I’m not in Kansas anymore. I can say that because a couple of weeks ago, I was in Kansas for the first time. So, now I belong to the club of We’re-Not-in-Kansas-Anymore-People. (I don’t have a Toto, so I use the royal ‘we’.)
But while I was there, magic happened. The Lied Center, the performing arts venue at the gorgeous University of Kansas, has celebrated its 25th anniversary by installing a comprehensive looping system. I had the honor of delivering the inaugural presentation in the newly accessible theater.
From now on, Lied Center audience members with telecoil-equipped hearing aids and cochlear implants can, with a flick of a switch or a tap of a button, hear the sound of every voice and musical instrument made on stage right in their devices, anywhere they choose to sit. The system closes the gap between speaker and listener; rather than riding on sound waves across the distance to a hearing aid’s receiver, the sound is transmitted directly through looping technology. Eliminating background noise, the sound presents itself with such clarity, it feels as if you’re thinking these sounds.
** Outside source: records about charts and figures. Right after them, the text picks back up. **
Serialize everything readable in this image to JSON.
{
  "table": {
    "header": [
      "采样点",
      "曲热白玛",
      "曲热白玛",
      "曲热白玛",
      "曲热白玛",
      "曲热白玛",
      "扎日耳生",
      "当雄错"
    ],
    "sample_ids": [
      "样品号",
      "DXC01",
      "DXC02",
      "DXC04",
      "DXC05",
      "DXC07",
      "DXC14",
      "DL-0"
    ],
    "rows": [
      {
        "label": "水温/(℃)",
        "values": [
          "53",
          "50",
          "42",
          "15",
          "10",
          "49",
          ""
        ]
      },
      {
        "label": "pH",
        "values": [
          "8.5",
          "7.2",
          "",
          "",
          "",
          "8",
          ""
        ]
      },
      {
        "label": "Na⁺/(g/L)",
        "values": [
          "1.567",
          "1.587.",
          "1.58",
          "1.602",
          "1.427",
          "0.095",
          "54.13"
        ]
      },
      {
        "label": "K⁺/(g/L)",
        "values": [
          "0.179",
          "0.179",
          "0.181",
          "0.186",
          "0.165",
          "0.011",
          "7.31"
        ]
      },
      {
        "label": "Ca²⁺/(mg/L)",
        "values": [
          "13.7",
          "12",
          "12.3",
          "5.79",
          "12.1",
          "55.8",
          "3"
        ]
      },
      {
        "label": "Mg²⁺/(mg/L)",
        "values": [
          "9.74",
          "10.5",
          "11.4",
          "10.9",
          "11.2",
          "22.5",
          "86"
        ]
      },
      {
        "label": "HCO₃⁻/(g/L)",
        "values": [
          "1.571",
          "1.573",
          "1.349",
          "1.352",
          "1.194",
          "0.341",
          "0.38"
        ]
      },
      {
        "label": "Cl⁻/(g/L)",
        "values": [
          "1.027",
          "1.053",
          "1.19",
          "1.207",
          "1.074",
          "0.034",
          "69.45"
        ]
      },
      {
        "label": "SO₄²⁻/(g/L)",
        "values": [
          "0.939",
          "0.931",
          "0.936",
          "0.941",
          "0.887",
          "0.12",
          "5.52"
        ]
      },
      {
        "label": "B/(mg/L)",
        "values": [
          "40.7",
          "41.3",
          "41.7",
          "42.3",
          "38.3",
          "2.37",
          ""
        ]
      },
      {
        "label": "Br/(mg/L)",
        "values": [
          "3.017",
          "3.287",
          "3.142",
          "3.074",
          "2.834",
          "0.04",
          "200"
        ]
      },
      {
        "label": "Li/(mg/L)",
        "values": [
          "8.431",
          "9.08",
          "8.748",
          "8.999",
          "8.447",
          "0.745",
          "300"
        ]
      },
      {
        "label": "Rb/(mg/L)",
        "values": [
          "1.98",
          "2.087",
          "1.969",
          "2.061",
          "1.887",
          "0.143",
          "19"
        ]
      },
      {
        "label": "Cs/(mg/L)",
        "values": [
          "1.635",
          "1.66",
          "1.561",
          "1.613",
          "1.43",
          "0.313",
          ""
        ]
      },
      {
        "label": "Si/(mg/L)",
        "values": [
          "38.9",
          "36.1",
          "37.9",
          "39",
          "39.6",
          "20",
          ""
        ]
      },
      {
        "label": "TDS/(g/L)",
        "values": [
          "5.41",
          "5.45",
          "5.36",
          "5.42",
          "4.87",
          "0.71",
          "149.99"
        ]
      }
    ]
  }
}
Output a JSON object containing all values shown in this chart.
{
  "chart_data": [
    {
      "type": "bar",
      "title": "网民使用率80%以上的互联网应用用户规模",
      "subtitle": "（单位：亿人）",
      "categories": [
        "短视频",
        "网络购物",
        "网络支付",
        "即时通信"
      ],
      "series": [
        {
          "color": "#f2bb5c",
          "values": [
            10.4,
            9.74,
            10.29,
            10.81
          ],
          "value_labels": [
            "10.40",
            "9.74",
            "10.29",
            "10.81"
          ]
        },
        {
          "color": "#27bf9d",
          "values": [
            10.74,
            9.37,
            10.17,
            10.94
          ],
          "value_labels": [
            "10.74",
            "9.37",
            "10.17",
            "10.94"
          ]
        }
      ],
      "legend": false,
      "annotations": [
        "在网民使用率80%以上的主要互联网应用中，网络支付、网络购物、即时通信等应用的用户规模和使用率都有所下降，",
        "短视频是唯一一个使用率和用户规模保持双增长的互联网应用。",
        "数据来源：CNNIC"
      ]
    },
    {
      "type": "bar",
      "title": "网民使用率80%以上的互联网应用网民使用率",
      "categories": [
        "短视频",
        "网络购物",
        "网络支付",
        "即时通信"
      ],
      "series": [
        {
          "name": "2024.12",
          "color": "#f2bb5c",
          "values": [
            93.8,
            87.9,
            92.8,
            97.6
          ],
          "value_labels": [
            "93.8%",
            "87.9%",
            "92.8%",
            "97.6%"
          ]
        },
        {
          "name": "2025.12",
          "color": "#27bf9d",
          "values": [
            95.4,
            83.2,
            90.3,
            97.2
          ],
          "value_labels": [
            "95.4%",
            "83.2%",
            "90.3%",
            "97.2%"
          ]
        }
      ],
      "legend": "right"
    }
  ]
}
Telecoils and induction loops restore the intimacy of sound and speech and music that many of us have lost along with our hearing. And this, in my opinion, is as magical as going somewhere over the rainbow.
Juliette Sterkens, an audiologist and one of the world’s foremost looping advocates, provides more information on the Loop Wisconsin site about how looping systems work with telecoils in hearing aids and sound processors. And it was thanks to the expertise of the amazing Ms. Sterkens, the equally-amazing Richard McKinley, whose company, Contacta, installs looping systems around the continent, and strong lobbying from the local hearing loss community, that the Lied Center has joined the ranks of fully accessible theatrical venues.
For my presentation, the crew installed a separate, temporary loop on the stage, so that as a performer with hearing loss, I could switch to telecoil and hear my own voice clearly. Musicians use a different system to get the same result, which is to hear themselves over the loud noise of the other musicians and a screaming crowd. If you can’t hear yourself, you won’t say the words or sing the way you’re supposed to.
There was no screaming crowd or background noise the night I presented, just me alone on the stage, talking. Somebody coughed a couple of times, I think. But it was full-on access: in addition to the loop system, there was an English-ASL interpreter and real-time captioning (CART) provided remotely by a captioner, who apparently wasn’t in Kansas anymore. Isn’t technology simply magically mind-blowing? The only reason for an audience member not be engaged, to fall asleep, was if I bored them unconsciousness.
A few days ago, in my home community of Sidney, British Columbia, I attended a town hall by our Member of Parliament, Elizabeth May, the only elected representative of Canada’s Green Party, which is committed to a better environment and social justice but is just a bit behind on accessibility. I had called ahead and asked if captioning was provided. A moment of silence, and then, “I’ll transfer you to Daniel.”
Daniel advised that captioning hadn’t been planned, but rather than launch into my usual speech about why it should be, I said, “OK, I have a transmitter device that Elizabeth May can wear, which will bring her voice right into my ear.” Heading off another silence, I added, “It’s not a recording device; just something that means the difference of my attending the town all or not.”
Elizabeth was pleased to wear my GNResound MiniMic2 transmitter, which has an 82-foot reach on Bluetooth wireless technology and which brought Ms. May’s voice directly into my hearing aid (via my cellphone acting as a streamer) and my sound processor (via my CI remote control). That night, I saw a many hearing aids at the Town Hall, and I knew that the amplification system wasn’t enough for some of them to hear well, and they bluffed their way through the event without making their needs known. This makes me crazy.
I made a point, at the Q & A, to ask how things were going at the Federal level regarding Canada’s Accessibility for People with Disabilities Act, which would make access mandatory in meetings such as this for people with hearing loss. In her answer about how things were moving along, Ms. May also said that no one had ever asked her for accommodation for their hearing loss – this was the first time she had over worn a transmitter.
This is shocking but not surprising to me – so many people still don’t realize that they have a right to ask for accommodation. Some people don’t want to be a bother, but countless others simply don’t know about the simple magic of telecoils and looping.
If you have hearing aids that don’t have telecoils – ask your audiologist about it. If you’re told, “Oh that’s old technology”, just say, “Well, it’s new to me and Gael Hannan said to tell you that I should have it!”